The Cold-Blooded Murder of Joseph Smith

People will always wonder, how could Joseph Smith have been loved by so many but hated by others? How could some see him as a paragon of American values, while others would accuse him of seeing himself as being above the law and a law unto himself? How could he have seemed to have been so incredibly fortunate and successful in so many ways, and yet so catastrophically unfortunate to have faced one set back after another? Perhaps none of this fate came as a surprise to him, for he was told by the angel Moroni at the outset of his mission in September 1823 that his name “should be both good and evil spoken of among all people” (JS—History 1:33; Joseph Smith Papers, Histories 1:222). And what should people today make of all this, particularly from a legal perspective?

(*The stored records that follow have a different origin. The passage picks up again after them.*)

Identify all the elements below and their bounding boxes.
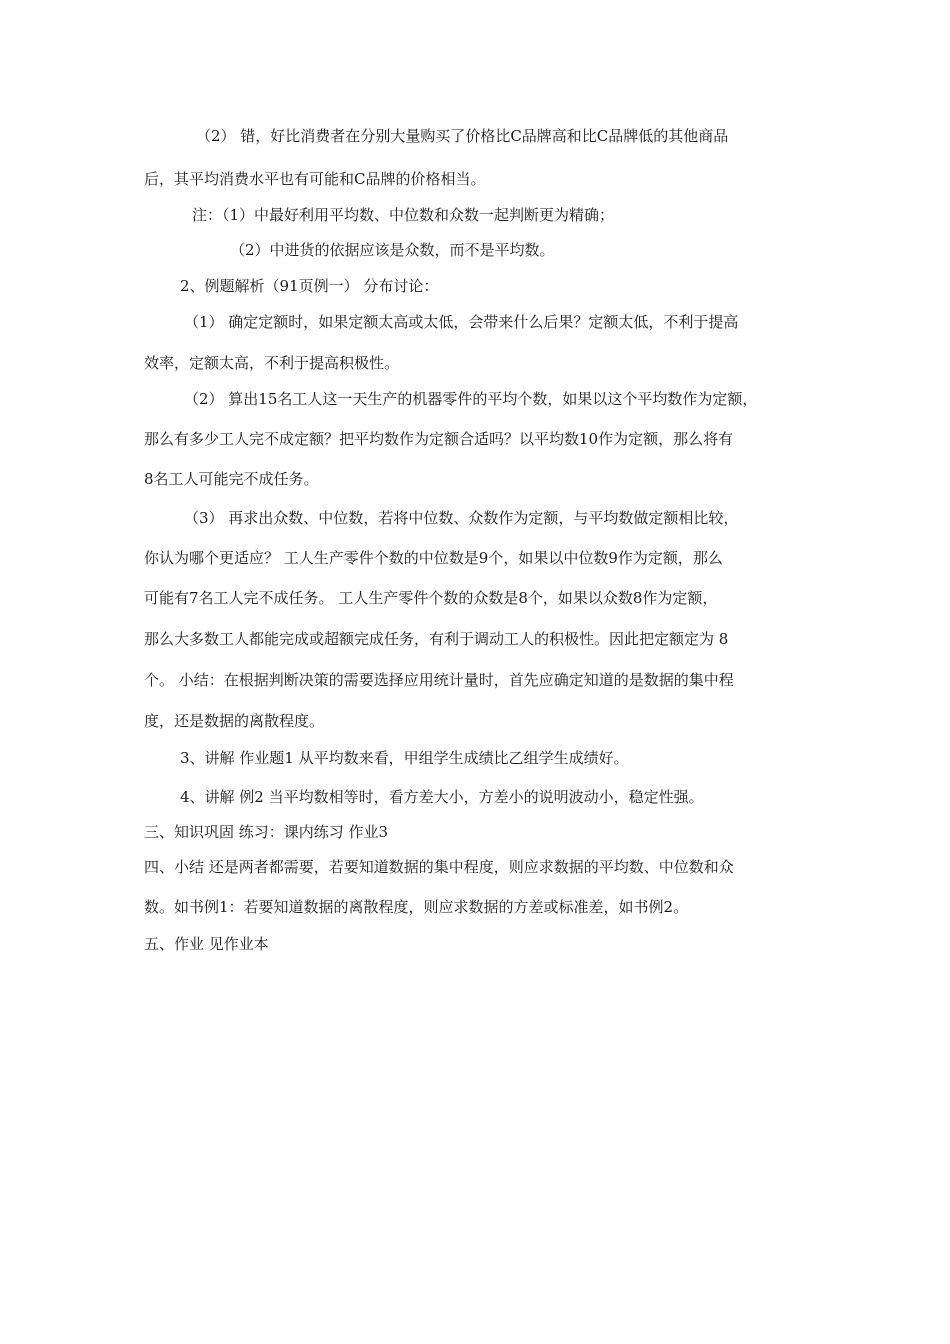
- paragraph-line: 后，其平均消费水平也有可能和C品牌的价格相当。: [144, 170, 486, 188]
- section-heading: 3、讲解 作业题1 从平均数来看，甲组学生成绩比乙组学生成绩好。: [180, 749, 629, 767]
- section-heading: 4、讲解 例2 当平均数相等时，看方差大小，方差小的说明波动小，稳定性强。: [180, 788, 704, 806]
- paragraph-line: （2） 错，好比消费者在分别大量购买了价格比C品牌高和比C品牌低的其他商品: [196, 127, 729, 145]
- paragraph-line: 数。如书例1：若要知道数据的离散程度，则应求数据的方差或标准差，如书例2。: [144, 898, 689, 916]
- paragraph-line: 个。 小结：在根据判断决策的需要选择应用统计量时，首先应确定知道的是数据的集中程: [144, 671, 734, 689]
- paragraph-line: （3） 再求出众数、中位数，若将中位数、众数作为定额，与平均数做定额相比较，: [184, 509, 739, 527]
- section-heading: 2、例题解析（91页例一） 分布讨论：: [180, 277, 439, 295]
- paragraph-line: 8名工人可能完不成任务。: [144, 470, 319, 488]
- paragraph-line: 效率，定额太高，不利于提高积极性。: [144, 354, 400, 372]
- paragraph-line: （2） 算出15名工人这一天生产的机器零件的平均个数，如果以这个平均数作为定额，: [184, 390, 758, 408]
- paragraph-line: 那么大多数工人都能完成或超额完成任务，有利于调动工人的积极性。因此把定额定为 8: [144, 630, 729, 648]
- note-line: （2）中进货的依据应该是众数，而不是平均数。: [230, 241, 555, 259]
- section-heading: 四、小结 还是两者都需要，若要知道数据的集中程度，则应求数据的平均数、中位数和众: [144, 858, 734, 876]
- paragraph-line: 度，还是数据的离散程度。: [144, 712, 325, 730]
- section-heading: 五、作业 见作业本: [144, 935, 269, 953]
- paragraph-line: 可能有7名工人完不成任务。 工人生产零件个数的众数是8个，如果以众数8作为定额，: [144, 589, 718, 607]
- paragraph-line: 你认为哪个更适应？ 工人生产零件个数的中位数是9个，如果以中位数9作为定额，那么: [144, 549, 723, 567]
- paragraph-line: 那么有多少工人完不成定额？把平均数作为定额合适吗？以平均数10作为定额，那么将有: [144, 430, 734, 448]
- note-line: 注：（1）中最好利用平均数、中位数和众数一起判断更为精确；: [192, 206, 615, 224]
- section-heading: 三、知识巩固 练习：课内练习 作业3: [144, 823, 389, 841]
- paragraph-line: （1） 确定定额时，如果定额太高或太低，会带来什么后果？定额太低，不利于提高: [184, 313, 739, 331]
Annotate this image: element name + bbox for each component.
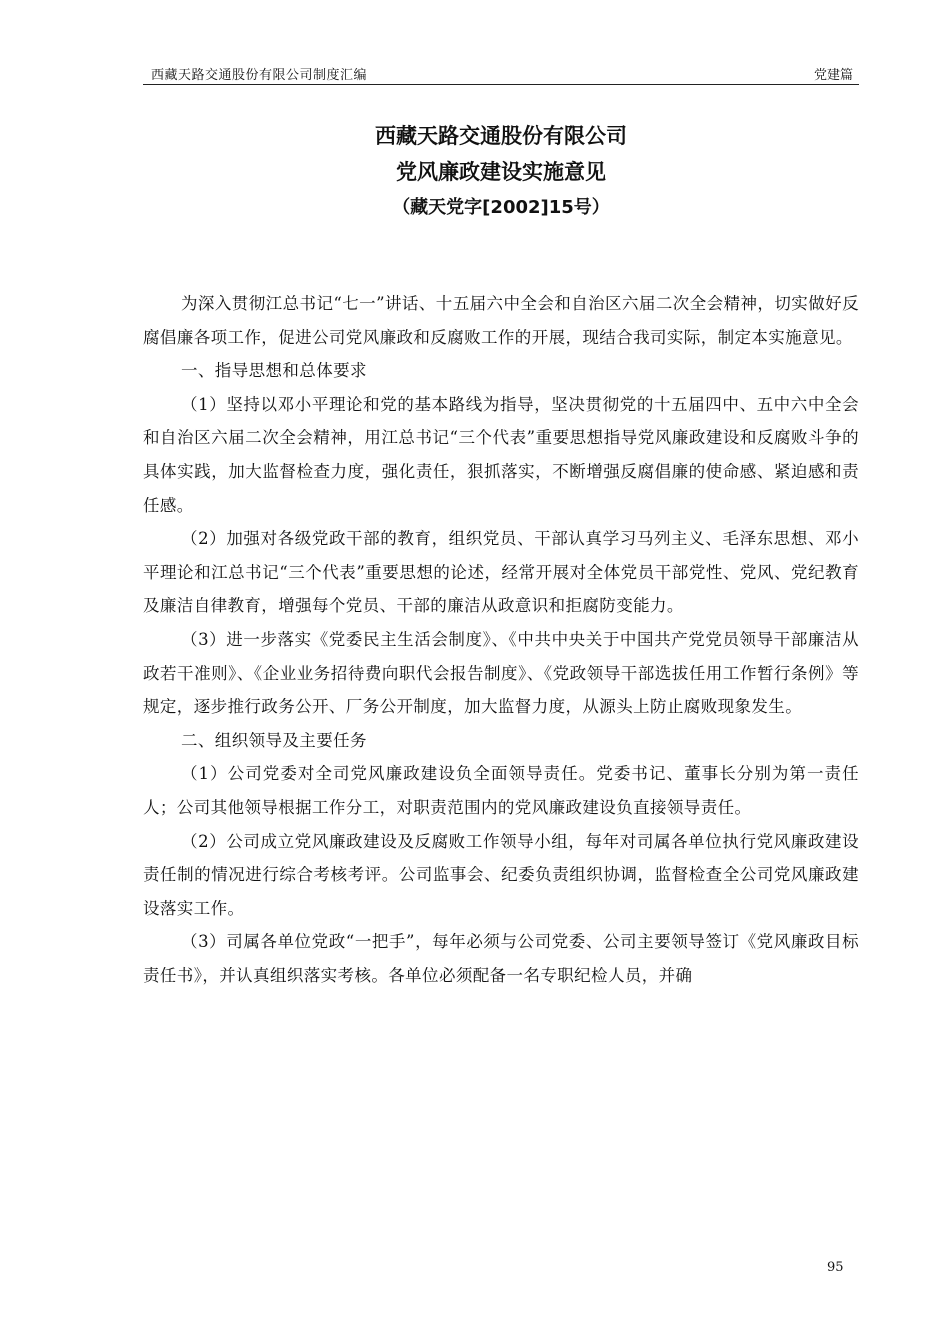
section-heading-1: 一、指导思想和总体要求	[181, 361, 367, 381]
running-header	[143, 62, 859, 85]
intro-paragraph: 为深入贯彻江总书记“七一”讲话、十五届六中全会和自治区六届二次全会精神，切实做好反腐倡廉各项工作，促进公司党风廉政和反腐败工作的开展，现结合我司实际，制定本实施意见。	[143, 294, 859, 347]
section-1-item-2: （2）加强对各级党政干部的教育，组织党员、干部认真学习马列主义、毛泽东思想、邓小平理论和江总书记“三个代表”重要思想的论述，经常开展对全体党员干部党性、党风、党纪教育及廉洁自律教育，增强每个党员、干部的廉洁从政意识和拒腐防变能力。	[143, 529, 859, 616]
document-reference-number: （藏天党字[2002]15号）	[392, 197, 610, 218]
section-1-item-1: （1）坚持以邓小平理论和党的基本路线为指导，坚决贯彻党的十五届四中、五中六中全会和自治区六届二次全会精神，用江总书记“三个代表”重要思想指导党风廉政建设和反腐败斗争的具体实践，加大监督检查力度，强化责任，狠抓落实，不断增强反腐倡廉的使命感、紧迫感和责任感。	[143, 394, 859, 515]
section-2-item-1: （1）公司党委对全司党风廉政建设负全面领导责任。党委书记、董事长分别为第一责任人；公司其他领导根据工作分工，对职责范围内的党风廉政建设负直接领导责任。	[143, 764, 859, 817]
section-2-item-2: （2）公司成立党风廉政建设及反腐败工作领导小组，每年对司属各单位执行党风廉政建设责任制的情况进行综合考核考评。公司监事会、纪委负责组织协调，监督检查全公司党风廉政建设落实工作。	[143, 831, 859, 918]
header-section-title: 党建篇	[813, 68, 853, 83]
page-number: 95	[827, 1260, 844, 1275]
header-collection-title: 西藏天路交通股份有限公司制度汇编	[151, 68, 368, 83]
document-title-block	[143, 118, 859, 226]
section-1-item-3: （3）进一步落实《党委民主生活会制度》、《中共中央关于中国共产党党员领导干部廉洁从政若干准则》、《企业业务招待费向职代会报告制度》、《党政领导干部选拔任用工作暂行条例》等规定，逐步推行政务公开、厂务公开制度，加大监督力度，从源头上防止腐败现象发生。	[143, 629, 859, 717]
section-2-item-3: （3）司属各单位党政“一把手”，每年必须与公司党委、公司主要领导签订《党风廉政目标责任书》，并认真组织落实考核。各单位必须配备一名专职纪检人员，并确	[143, 932, 859, 985]
document-body	[143, 287, 859, 992]
company-title: 西藏天路交通股份有限公司	[375, 124, 627, 148]
section-heading-2: 二、组织领导及主要任务	[181, 730, 367, 750]
document-title: 党风廉政建设实施意见	[396, 160, 606, 184]
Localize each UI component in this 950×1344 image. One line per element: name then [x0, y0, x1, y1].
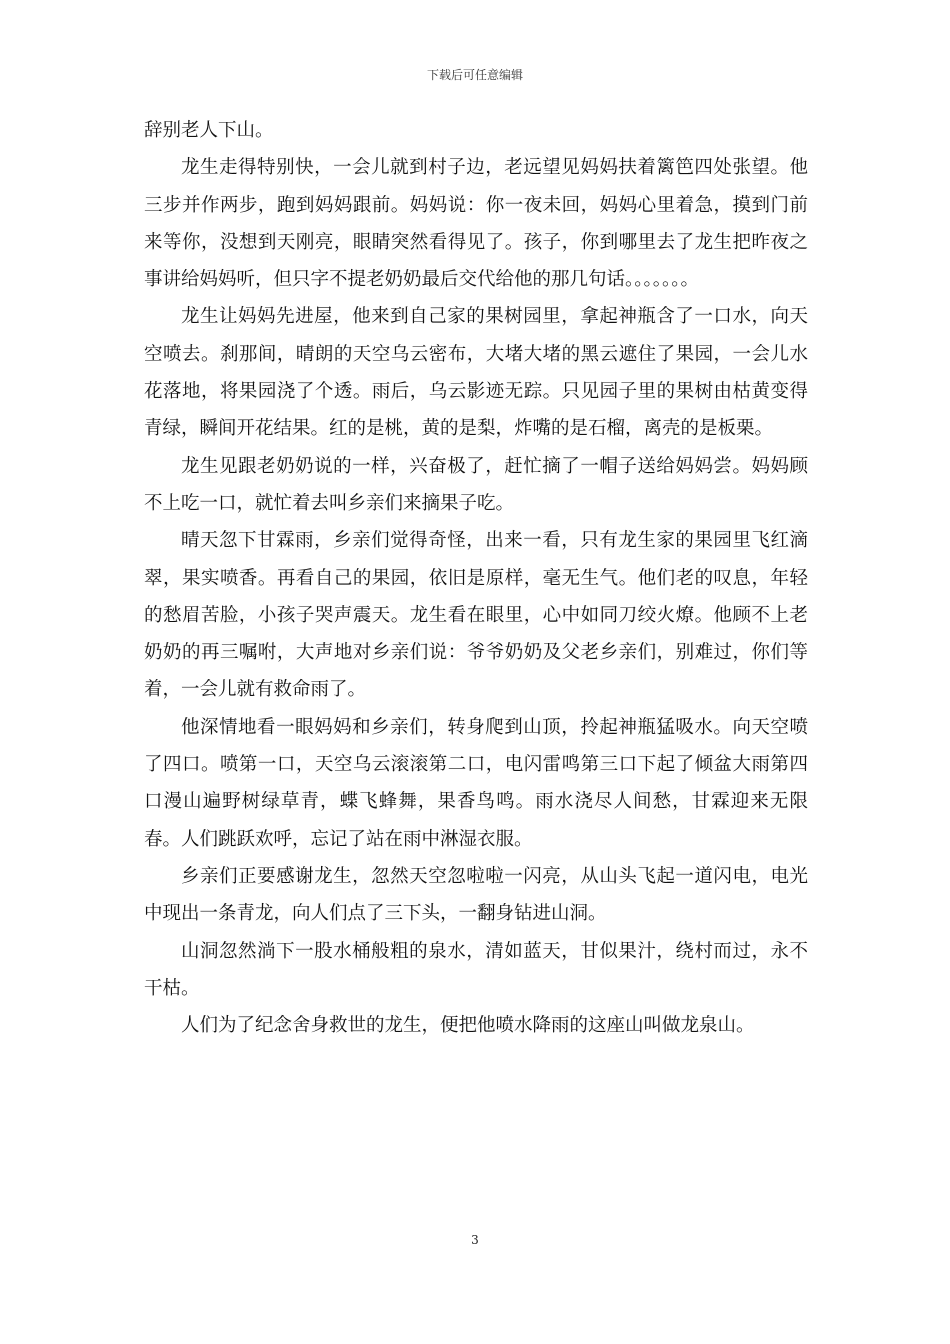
- paragraph-1: 辞别老人下山。: [144, 120, 274, 141]
- page-number: 3: [471, 1233, 479, 1247]
- paragraph-8: 山洞忽然淌下一股水桶般粗的泉水，清如蓝天，甘似果汁，绕村而过，永不干枯。: [144, 940, 808, 999]
- paragraph-2: 龙生走得特别快，一会儿就到村子边，老远望见妈妈扶着篱笆四处张望。他三步并作两步，跑到妈妈跟前。妈妈说：你一夜未回，妈妈心里着急，摸到门前来等你，没想到天刚亮，眼睛突然看得见了。孩子，你到哪里去了龙生把昨夜之事讲给妈妈听，但只字不提老奶奶最后交代给他的那几句话。。。。。。。: [144, 157, 808, 291]
- header-text: 下载后可任意编辑: [426, 68, 523, 82]
- paragraph-6: 他深情地看一眼妈妈和乡亲们，转身爬到山顶，拎起神瓶猛吸水。向天空喷了四口。喷第一口，天空乌云滚滚第二口，电闪雷鸣第三口下起了倾盆大雨第四口漫山遍野树绿草青，蝶飞蜂舞，果香鸟鸣。雨水浇尽人间愁，甘霖迎来无限春。人们跳跃欢呼，忘记了站在雨中淋湿衣服。: [144, 716, 808, 850]
- paragraph-9: 人们为了纪念舍身救世的龙生，便把他喷水降雨的这座山叫做龙泉山。: [181, 1015, 755, 1037]
- page-header: [0, 66, 950, 83]
- document-body: [144, 112, 808, 1044]
- paragraph-7: 乡亲们正要感谢龙生，忽然天空忽啦啦一闪亮，从山头飞起一道闪电，电光中现出一条青龙，向人们点了三下头，一翻身钻进山洞。: [144, 865, 808, 925]
- paragraph-4: 龙生见跟老奶奶说的一样，兴奋极了，赶忙摘了一帽子送给妈妈尝。妈妈顾不上吃一口，就忙着去叫乡亲们来摘果子吃。: [144, 455, 808, 514]
- paragraph-5: 晴天忽下甘霖雨，乡亲们觉得奇怪，出来一看，只有龙生家的果园里飞红滴翠，果实喷香。再看自己的果园，依旧是原样，毫无生气。他们老的叹息，年轻的愁眉苦脸，小孩子哭声震天。龙生看在眼里，心中如同刀绞火燎。他顾不上老奶奶的再三嘱咐，大声地对乡亲们说：爷爷奶奶及父老乡亲们，别难过，你们等着，一会儿就有救命雨了。: [144, 530, 808, 701]
- paragraph-3: 龙生让妈妈先进屋，他来到自己家的果树园里，拿起神瓶含了一口水，向天空喷去。刹那间，晴朗的天空乌云密布，大堵大堵的黑云遮住了果园，一会儿水花落地，将果园浇了个透。雨后，乌云影迹无踪。只见园子里的果树由枯黄变得青绿，瞬间开花结果。红的是桃，黄的是梨，炸嘴的是石榴，离壳的是板栗。: [144, 306, 808, 440]
- page-footer: [0, 1233, 950, 1247]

For over seven years, the legal team of the Joseph Smith Papers Project has worked on placing Joseph Smith’s legal encounters in their historical legal contexts. Consequently, a series of important articles about Joseph Smith and the law has appeared in BYU Studies Quarterly, in the Journal of Mormon History, and elsewhere. Several of these articles have dealt with the martyrdom itself, the forensic evidence left by the bullet holes and the walls and windows of the Carthage Jail, and a newly deciphered explanation from 1854 by eyewitness John Taylor of what happened there in Carthage, and many other such studies.